Other seizure types include akinetic, atonic (drop attack), autonomic, catamenial, infantile spasms, musicogenic, myoclonic, nocturnal, photosensitive, prolonged, sensory, and visual, among others.
Some medical conditions may cause seizures.
These include febrile seizures (caused by high fever in children), withdrawal seizures, and seizures caused by poisoning, allergic reaction, infection, or an imbalance of body fluids or chemicals (low blood sugar).

These are not considered to be forms of epilepsy.
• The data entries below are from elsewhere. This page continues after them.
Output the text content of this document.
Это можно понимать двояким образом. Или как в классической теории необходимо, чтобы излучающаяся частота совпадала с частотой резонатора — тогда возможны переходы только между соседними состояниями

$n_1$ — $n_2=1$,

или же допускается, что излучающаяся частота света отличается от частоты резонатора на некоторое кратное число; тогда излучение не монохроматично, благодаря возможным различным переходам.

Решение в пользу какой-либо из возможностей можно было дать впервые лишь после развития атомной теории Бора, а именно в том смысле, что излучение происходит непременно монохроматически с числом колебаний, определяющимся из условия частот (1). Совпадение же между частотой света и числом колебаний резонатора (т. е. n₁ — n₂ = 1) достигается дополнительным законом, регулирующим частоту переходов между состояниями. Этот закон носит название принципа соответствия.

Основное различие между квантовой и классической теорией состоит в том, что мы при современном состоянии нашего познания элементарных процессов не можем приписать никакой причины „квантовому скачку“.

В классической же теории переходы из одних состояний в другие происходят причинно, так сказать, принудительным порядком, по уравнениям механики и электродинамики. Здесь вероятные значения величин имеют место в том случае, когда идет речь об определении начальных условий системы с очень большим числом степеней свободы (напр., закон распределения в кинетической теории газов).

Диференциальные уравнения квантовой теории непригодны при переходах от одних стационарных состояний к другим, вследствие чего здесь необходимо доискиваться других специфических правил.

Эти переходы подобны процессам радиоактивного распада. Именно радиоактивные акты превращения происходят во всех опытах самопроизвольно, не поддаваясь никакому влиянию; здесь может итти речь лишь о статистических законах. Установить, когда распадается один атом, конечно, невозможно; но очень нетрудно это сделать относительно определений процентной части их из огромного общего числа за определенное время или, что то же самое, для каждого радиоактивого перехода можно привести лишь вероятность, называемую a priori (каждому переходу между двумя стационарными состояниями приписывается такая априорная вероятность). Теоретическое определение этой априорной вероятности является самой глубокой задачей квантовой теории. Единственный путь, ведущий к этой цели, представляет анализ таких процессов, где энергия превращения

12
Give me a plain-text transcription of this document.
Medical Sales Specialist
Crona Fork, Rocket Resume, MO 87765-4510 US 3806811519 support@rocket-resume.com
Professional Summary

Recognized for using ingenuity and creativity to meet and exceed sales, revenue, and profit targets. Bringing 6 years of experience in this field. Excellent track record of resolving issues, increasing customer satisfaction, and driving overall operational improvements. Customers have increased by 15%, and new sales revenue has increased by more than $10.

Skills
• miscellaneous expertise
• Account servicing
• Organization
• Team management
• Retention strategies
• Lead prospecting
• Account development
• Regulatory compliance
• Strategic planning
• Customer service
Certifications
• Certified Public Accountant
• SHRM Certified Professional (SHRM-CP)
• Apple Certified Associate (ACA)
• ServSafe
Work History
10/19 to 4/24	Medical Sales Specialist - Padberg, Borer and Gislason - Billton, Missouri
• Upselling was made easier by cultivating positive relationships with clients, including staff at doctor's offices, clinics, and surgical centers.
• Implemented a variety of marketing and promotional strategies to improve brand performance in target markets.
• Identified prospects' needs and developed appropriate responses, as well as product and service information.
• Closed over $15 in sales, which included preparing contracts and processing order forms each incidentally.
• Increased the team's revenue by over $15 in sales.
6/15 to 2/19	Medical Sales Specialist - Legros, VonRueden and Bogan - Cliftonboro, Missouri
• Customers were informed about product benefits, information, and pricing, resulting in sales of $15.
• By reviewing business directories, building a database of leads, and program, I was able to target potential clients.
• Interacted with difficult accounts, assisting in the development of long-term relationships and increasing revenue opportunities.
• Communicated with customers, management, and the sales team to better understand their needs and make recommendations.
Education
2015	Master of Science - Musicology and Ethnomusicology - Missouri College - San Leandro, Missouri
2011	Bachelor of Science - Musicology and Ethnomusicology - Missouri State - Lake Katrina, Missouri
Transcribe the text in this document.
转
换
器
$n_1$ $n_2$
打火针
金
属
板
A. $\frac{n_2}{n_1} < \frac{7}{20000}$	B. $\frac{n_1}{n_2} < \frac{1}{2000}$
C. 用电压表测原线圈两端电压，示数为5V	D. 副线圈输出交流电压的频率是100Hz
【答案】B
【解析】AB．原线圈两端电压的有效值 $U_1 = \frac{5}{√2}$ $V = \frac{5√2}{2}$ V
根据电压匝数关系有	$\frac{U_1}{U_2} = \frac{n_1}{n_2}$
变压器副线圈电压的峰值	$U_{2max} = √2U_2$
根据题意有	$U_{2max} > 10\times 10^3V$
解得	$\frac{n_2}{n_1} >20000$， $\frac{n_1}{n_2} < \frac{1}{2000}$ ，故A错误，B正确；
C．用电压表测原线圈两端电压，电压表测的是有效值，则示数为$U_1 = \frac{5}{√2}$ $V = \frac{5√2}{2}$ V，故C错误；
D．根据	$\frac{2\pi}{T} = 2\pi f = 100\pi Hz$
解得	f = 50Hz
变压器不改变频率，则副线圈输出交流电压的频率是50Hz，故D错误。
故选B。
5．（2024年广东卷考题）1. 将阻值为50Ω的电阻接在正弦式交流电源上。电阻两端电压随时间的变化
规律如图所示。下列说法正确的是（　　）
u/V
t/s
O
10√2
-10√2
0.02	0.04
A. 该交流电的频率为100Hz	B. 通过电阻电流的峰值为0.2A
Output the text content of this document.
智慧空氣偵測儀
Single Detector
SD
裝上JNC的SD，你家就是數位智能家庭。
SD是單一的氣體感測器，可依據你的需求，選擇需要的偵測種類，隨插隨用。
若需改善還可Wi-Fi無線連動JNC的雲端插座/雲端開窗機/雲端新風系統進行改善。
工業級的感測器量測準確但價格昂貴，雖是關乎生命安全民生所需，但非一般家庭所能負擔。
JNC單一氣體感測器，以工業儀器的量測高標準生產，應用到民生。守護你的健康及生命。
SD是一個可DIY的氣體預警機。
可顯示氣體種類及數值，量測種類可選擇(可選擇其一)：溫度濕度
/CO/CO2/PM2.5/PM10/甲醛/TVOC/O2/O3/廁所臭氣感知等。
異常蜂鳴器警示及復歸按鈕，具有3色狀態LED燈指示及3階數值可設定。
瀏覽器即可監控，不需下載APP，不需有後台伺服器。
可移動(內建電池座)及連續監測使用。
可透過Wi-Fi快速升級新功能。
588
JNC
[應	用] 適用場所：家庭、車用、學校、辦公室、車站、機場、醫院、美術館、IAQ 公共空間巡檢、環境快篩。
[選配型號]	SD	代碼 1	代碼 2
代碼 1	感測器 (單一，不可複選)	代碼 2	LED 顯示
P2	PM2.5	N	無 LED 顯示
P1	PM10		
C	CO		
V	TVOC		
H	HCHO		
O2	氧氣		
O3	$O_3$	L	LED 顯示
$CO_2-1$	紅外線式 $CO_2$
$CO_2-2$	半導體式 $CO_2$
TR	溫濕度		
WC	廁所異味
Sometimes seizures may go unnoticed, depending on their presentation, and sometimes seizures may be confused with other events, such as a stroke, which can also cause falls or migraines.
Persons who have lived with epilepsy for much of their lives may find that their seizures change as they age. The duration of their seizures may become longer or shorter; the intensity of their seizures may worsen or improve; seizure episodes may occur more or less frequently.
Seniors also demonstrate a high rate for newly-diagnosed cases of epilepsy.
Everyone has a 10% risk of experiencing a seizure at some time during their lifetime. A single seizure without recurrence is not considered to be epilepsy.

Postictal States

The ictal state is the time during which a seizure occurs. (ictus = stroke). Postictal states commonly follow both tonic-clonic and complex partial seizures. As a person regains consciousness after a seizure, s/he may experience fatigue, confusion and disorientation lasting minutes, hours or even days (or, rarely, longer). S/he may fall asleep or gradually become less confused until full consciousness is regained.